By Pastor Dennis Hendricksen
Mysterium began with a dream, or perhaps it was a vision. Very early in the morning on Sunday July 24, 2005 I found myself wide awake. Since I was about to lead two worship services later that day I knew I needed to get back to sleep. Waking up in the middle of the night is not a common occurrence for me, I wondered how I could settle my mind so I could fall back to sleep. I remembered a technique for such occasions that my wife told me she uses — she would pray, offering intercessions on behalf of all the people she could think of. By focussing her mind on prayer her thoughts would stop spinning around and soon she would be back asleep.

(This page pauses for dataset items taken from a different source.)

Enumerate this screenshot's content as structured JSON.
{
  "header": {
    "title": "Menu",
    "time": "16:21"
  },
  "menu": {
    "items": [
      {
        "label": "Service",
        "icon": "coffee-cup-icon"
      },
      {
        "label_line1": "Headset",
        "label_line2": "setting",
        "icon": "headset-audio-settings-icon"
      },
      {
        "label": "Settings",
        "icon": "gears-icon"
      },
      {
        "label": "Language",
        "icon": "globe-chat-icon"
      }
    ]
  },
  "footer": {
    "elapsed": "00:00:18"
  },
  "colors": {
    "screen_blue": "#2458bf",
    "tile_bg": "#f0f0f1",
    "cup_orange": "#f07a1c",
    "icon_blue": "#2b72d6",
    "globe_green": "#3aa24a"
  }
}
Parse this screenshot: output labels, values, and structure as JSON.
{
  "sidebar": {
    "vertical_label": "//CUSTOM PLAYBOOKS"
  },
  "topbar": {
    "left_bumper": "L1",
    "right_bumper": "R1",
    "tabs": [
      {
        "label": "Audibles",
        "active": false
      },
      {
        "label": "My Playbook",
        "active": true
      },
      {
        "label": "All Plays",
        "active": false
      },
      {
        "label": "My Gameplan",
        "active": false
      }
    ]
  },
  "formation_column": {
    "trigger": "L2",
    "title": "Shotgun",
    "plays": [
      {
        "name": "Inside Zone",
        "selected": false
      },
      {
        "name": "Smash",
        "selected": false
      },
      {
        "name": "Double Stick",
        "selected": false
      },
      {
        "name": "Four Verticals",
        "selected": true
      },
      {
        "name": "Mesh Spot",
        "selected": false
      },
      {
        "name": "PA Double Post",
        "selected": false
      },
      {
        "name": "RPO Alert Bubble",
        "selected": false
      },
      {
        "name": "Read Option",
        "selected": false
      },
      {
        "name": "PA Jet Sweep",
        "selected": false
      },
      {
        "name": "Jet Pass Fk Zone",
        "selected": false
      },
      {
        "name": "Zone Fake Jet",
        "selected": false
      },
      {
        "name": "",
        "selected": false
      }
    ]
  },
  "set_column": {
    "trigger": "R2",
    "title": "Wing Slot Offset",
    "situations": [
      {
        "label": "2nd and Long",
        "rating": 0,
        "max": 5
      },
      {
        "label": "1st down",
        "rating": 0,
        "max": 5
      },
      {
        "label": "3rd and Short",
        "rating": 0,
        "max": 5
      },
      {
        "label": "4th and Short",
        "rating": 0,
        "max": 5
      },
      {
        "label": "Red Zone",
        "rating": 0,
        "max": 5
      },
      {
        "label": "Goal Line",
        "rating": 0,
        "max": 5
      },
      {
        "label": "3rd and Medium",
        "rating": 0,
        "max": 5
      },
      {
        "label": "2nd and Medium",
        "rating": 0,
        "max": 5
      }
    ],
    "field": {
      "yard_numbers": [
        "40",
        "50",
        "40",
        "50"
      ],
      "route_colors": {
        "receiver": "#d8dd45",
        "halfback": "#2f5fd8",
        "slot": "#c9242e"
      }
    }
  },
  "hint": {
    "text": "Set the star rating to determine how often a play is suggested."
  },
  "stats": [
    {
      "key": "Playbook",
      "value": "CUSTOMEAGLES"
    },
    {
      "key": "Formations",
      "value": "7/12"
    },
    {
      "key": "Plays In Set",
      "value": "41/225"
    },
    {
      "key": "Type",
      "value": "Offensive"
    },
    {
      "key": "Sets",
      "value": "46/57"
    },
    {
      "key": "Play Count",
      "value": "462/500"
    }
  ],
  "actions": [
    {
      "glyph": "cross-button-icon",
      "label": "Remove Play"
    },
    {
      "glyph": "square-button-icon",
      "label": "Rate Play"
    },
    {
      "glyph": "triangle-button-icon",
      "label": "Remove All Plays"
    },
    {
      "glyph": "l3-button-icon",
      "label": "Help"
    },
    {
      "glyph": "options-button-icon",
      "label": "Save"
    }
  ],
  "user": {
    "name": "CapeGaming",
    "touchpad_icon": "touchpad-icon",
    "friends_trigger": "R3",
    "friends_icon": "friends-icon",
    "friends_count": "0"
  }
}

So I began to pray, thinking of all the people in my congregation and life that were struggling with various concerns, saying a silent prayer for each of them. After a while of this I began to drift off when suddenly, in my mind’s eye, was picture of a worship time, an image so completely formed that it startled me into full consciousness again. I remember thinking “this is some interesting stuff, I’ll have to remember it when I get up.” As I began to make a mental check list of all the things that were part of that vision I soon realised I had better get up right then and write it all down — there were simply too many details to trust I would remember everything later. So I got out of bed, went down to my office, fired up the computer and proceeded to type a page and a half of notes. With that accomplished I went back to bed, and fell fast asleep.
Later that day, when I went back to read what I had typed early in the morning I was amazed at how everything seemed to make sense and fit together. There were some elements that could be attributed to my worship experiences at places like the Qu’appelle House of Prayer, or various Youth Gatherings I’ve been part of, but much of what I had seen in my mind’s eye was unique. Over the next number of weeks I talked about these things with some creative and gifted people from my congregation. Their conversations affirmed in me the need to put this Mysterium worship experience together.
Through my reading and dialog with others I came to understand that Mysterium could be described as Emergent Worship — a new form of worship that blended ancient and future elements. This was made clear when I read Dan Kimball’s book Emerging Worship which described much of what I had come to believe Mysterium was to be. Since then I have read many books and explored many websites about experiential worship, incorporating the relevant learnings from these sources into the formation of Mysterium.
Right from the very beginning I knew that if Mysterium was to happen it would require a team of creative people working together. I put the word out, and was delighted by the enthusiastic response of people who are now part of the Mysterium Team. This group continues to explore how Mysterium can improve and expand. It is a process, it is a journey, it is an unfolding mystery.